2017 yılı Aralık ayında Birleşmiş Milletler Genel Kurulu, ABD´nin Kudüs´ü İsrail´in başkenti olarak kabul etme kararını reddeden ve eleştiren bir karar aldı. Oylamada 128 lehte, 9 aleyhte (İsrail ve ABD dahil), 35 çekimser ve 21 namevcut oy verildi. Bu sonuç, kimileri tarafından ABD ve İsrail açısından bir tür zafer olarak nitelendirilirken; kimileri de Siyonizm´i ırkçılıkla eşdeğer gören 1975 yılı Genel Kurul kararını anımsatırcasına büyük bir mağlubiyetle karşı karşıya olunduğunu ileri sürüyor (söz konusu karar, 1991 yılında ilga edilmişti). 

Ancak, İsrail´in 2018 yılı başındaki uluslararası tavrı, 1975 yılındakinden çarpıcı şekilde farklıdır. 1975 yılındaki oylama, İsrail´in dünya sahnesindeki tecrit halini yansıtmıştır. 2017 yılındaki oylama ise, İsrail´in bu tecrit halini azaltma doğrultusundaki yakın tarihli başarılarını yansıtmaktadır. Bu süreçte gelişebilecek bir model ise; İsrail´in Genel Kurul ve BM´nin diğer kurumlarındaki oylarını yitirmesi (her ne kadar zaman zaman azalan marjlarla olsa da), bir yandan da giderek daha fazla ülkeyle – hatta Müslüman çoğunluklu olanlarla, ikili ilişkilerini geliştirmesidir. 

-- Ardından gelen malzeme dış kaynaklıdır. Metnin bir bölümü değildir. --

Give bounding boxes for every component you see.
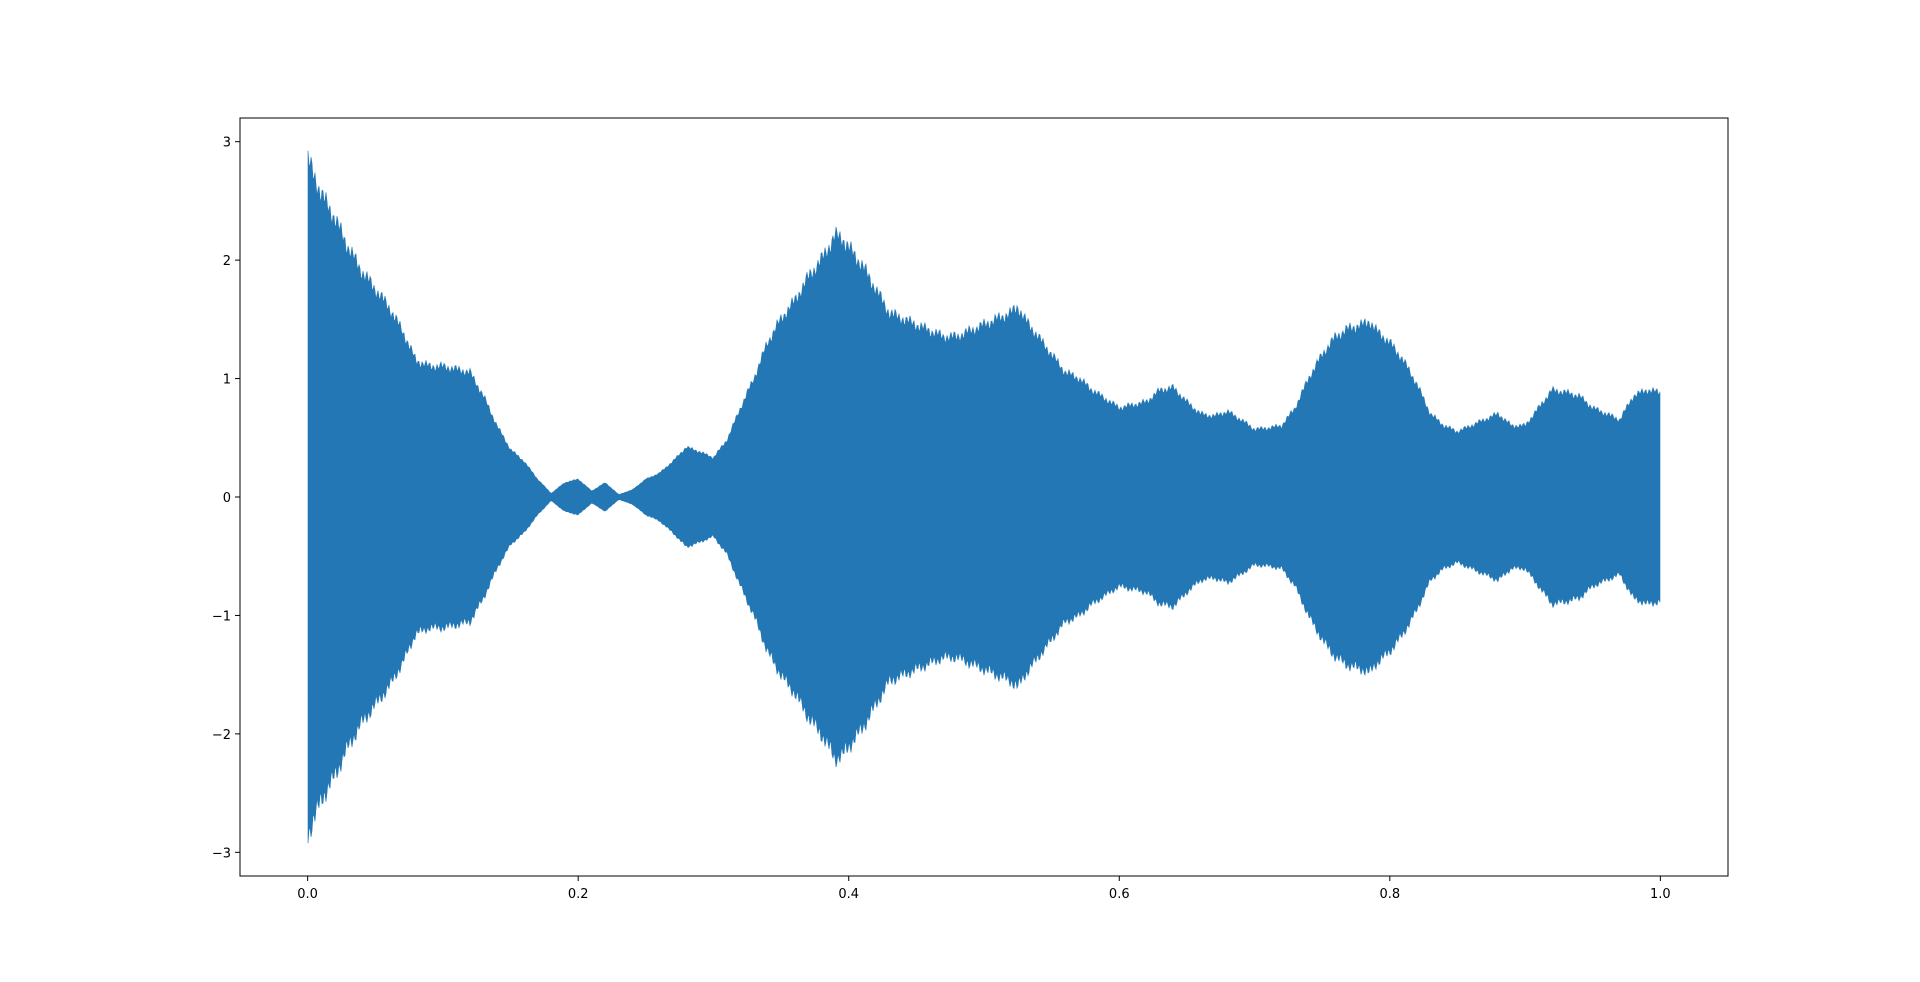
x-tick-label: 0.2 [568,887,589,902]
y-tick-label: 2 [223,254,231,269]
x-tick-label: 0.8 [1379,887,1400,902]
x-tick-label: 1.0 [1650,887,1671,902]
x-tick-label: 0.4 [838,887,859,902]
y-tick-label: −3 [212,846,231,861]
y-tick-label: −1 [212,609,231,624]
series-layer [307,150,1661,844]
x-tick-label: 0.0 [297,887,318,902]
y-tick-label: 3 [223,136,231,151]
signal-series-0 [307,150,1661,844]
y-tick-label: −2 [212,728,231,743]
y-tick-label: 1 [223,373,231,388]
y-tick-label: 0 [223,491,231,506]
ticks-layer: 0.0 0.2 0.4 0.6 0.8 1.0 −3 −2 −1 0 1 2 3 [212,136,1671,902]
x-tick-label: 0.6 [1109,887,1130,902]
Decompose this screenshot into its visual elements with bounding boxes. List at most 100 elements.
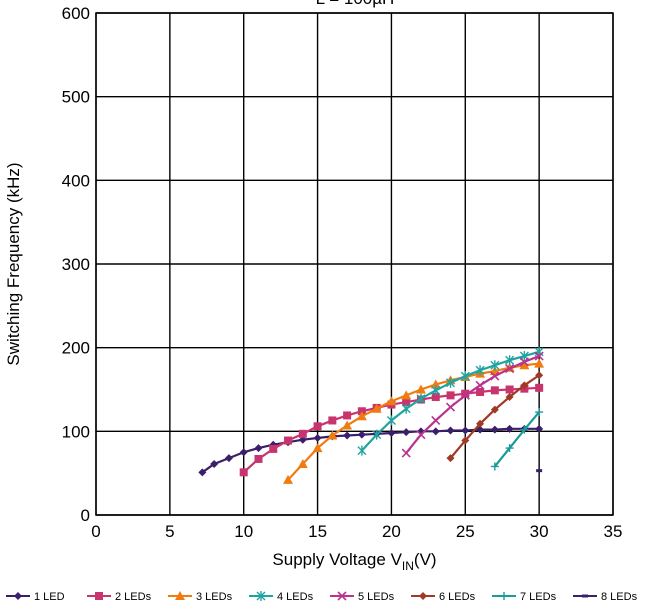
x-tick-label: 35	[604, 522, 623, 541]
legend-item: 2 LEDs	[87, 591, 152, 603]
x-tick-label: 10	[234, 522, 253, 541]
data-point	[534, 351, 544, 361]
data-point	[431, 393, 440, 402]
legend-item: 1 LED	[6, 591, 65, 603]
legend-label: 5 LEDs	[358, 591, 395, 603]
marker-stroke	[505, 364, 515, 374]
legend-label: 6 LEDs	[439, 591, 476, 603]
series-line	[405, 355, 540, 454]
data-point	[461, 426, 470, 435]
data-point	[416, 393, 426, 404]
data-point	[14, 592, 22, 600]
data-point	[239, 448, 248, 457]
marker-stroke	[337, 591, 347, 601]
marker-stroke	[475, 380, 485, 390]
data-point	[239, 468, 248, 477]
data-point	[431, 427, 440, 436]
marker-stroke	[445, 402, 456, 412]
marker-stroke	[460, 390, 470, 400]
data-point	[357, 445, 367, 456]
legend-label: 8 LEDs	[601, 591, 638, 603]
data-point	[284, 436, 293, 445]
data-point	[446, 377, 456, 388]
data-point	[415, 384, 426, 394]
data-point	[535, 408, 544, 417]
x-axis-label-subscript: IN	[402, 559, 414, 573]
data-point	[519, 360, 530, 370]
y-tick-label: 0	[81, 506, 90, 525]
data-point	[175, 591, 185, 600]
data-point	[505, 364, 515, 374]
data-point	[387, 429, 396, 438]
data-point	[535, 424, 544, 433]
data-point	[535, 383, 544, 392]
data-point	[372, 429, 382, 440]
y-tick-label: 300	[62, 255, 90, 274]
series-4	[357, 346, 544, 456]
legend-item: 7 LEDs	[492, 591, 557, 603]
data-point	[224, 454, 233, 463]
legend: 1 LED 2 LEDs 3 LEDs 4 LEDs 5 LEDs 6 LEDs 7 LED…	[6, 591, 638, 603]
data-point	[535, 371, 544, 380]
legend-item: 5 LEDs	[330, 591, 395, 603]
data-point	[210, 459, 219, 468]
x-tick-label: 15	[308, 522, 327, 541]
data-point	[337, 591, 347, 601]
data-point	[419, 592, 427, 600]
x-tick-label: 30	[530, 522, 549, 541]
legend-item: 6 LEDs	[411, 591, 476, 603]
data-point	[254, 444, 263, 453]
data-point	[490, 425, 499, 434]
data-point	[519, 357, 529, 367]
x-tick-label: 20	[382, 522, 401, 541]
legend-label: 2 LEDs	[115, 591, 152, 603]
data-point	[401, 448, 411, 458]
data-point	[313, 422, 322, 431]
legend-item: 8 LEDs	[573, 591, 638, 603]
y-tick-label: 600	[62, 4, 90, 23]
y-tick-label: 500	[62, 88, 90, 107]
data-point	[505, 393, 514, 402]
legend-item: 3 LEDs	[168, 591, 233, 603]
data-point	[505, 444, 514, 453]
data-point	[312, 443, 323, 453]
data-point	[505, 355, 515, 366]
data-point	[357, 430, 366, 439]
data-point	[460, 371, 470, 382]
x-tick-label: 0	[91, 522, 100, 541]
data-point	[461, 436, 470, 445]
y-tick-label: 100	[62, 422, 90, 441]
data-point	[269, 444, 278, 453]
data-point	[475, 365, 485, 376]
x-axis-label: Supply Voltage VIN(V)	[272, 550, 436, 573]
data-point	[446, 391, 455, 400]
data-point	[254, 454, 263, 463]
data-point	[431, 385, 441, 396]
grid	[95, 12, 614, 516]
data-point	[490, 360, 500, 371]
data-point	[95, 592, 103, 600]
data-point	[356, 411, 367, 421]
y-axis: 0 100 200 300 400 500 600	[62, 4, 90, 525]
data-point	[297, 458, 308, 468]
marker-stroke	[519, 357, 529, 367]
series-8	[536, 469, 543, 473]
data-point	[198, 468, 207, 477]
series-6	[446, 371, 544, 463]
data-point	[490, 405, 499, 414]
series-5	[401, 351, 544, 458]
data-point	[505, 385, 514, 394]
data-point	[416, 430, 426, 440]
chart-title: L = 100µH	[316, 0, 395, 8]
data-point	[445, 402, 456, 412]
data-point	[534, 358, 545, 368]
marker-stroke	[401, 448, 411, 458]
legend-label: 3 LEDs	[196, 591, 233, 603]
data-point	[500, 592, 508, 600]
data-point	[476, 388, 485, 397]
data-point	[505, 424, 514, 433]
data-point	[402, 398, 411, 407]
series-7	[490, 408, 544, 471]
data-point	[460, 390, 470, 400]
data-point	[475, 380, 485, 390]
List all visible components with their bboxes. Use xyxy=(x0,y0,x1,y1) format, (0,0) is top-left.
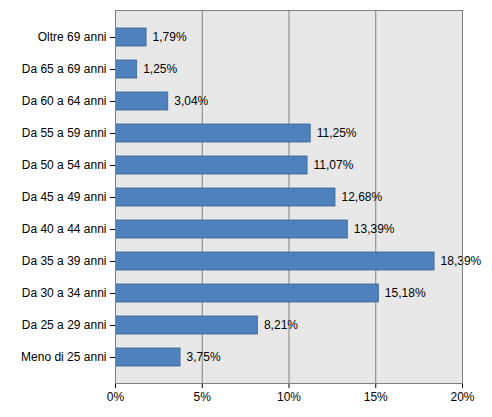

İsrail birçok ülkeyle diplomatik ilişkilerini sürdürürken, otuz iki BM üyesi Yahudi devletiyle diplomatik ilişki kurmayı reddediyor ve bunların çoğu da Müslüman çoğunlukta ülkeler. İsrail uzun zamandır BM sisteminde oldukça katı bir muameleye tabi tutuluyor; İsrail´i eleştiren veya Filistin davasını destekleyen herhangi bir karara –İsrail´in kurduğu yerleşimler olsun, insan hakları ihlalleri yönündeki iddialar olsun, İsrail´in terör saldırılarına yanıtları veya diğer iddialar olsun- neredeyse otomatik bir çoğunluk oyu geliyor.  Coğrafi konumu, onu komşularıyla birlikte Birleşmiş Milletler içinde Asya-Pasifik grubuna dahil etmesi gerekirken, Arap devletleri bunu engelledi ve sonuç itibariyle İsrail, Batı Avrupa ve Diğerleri Grubu´na dahil olmak zorunda kaldı. 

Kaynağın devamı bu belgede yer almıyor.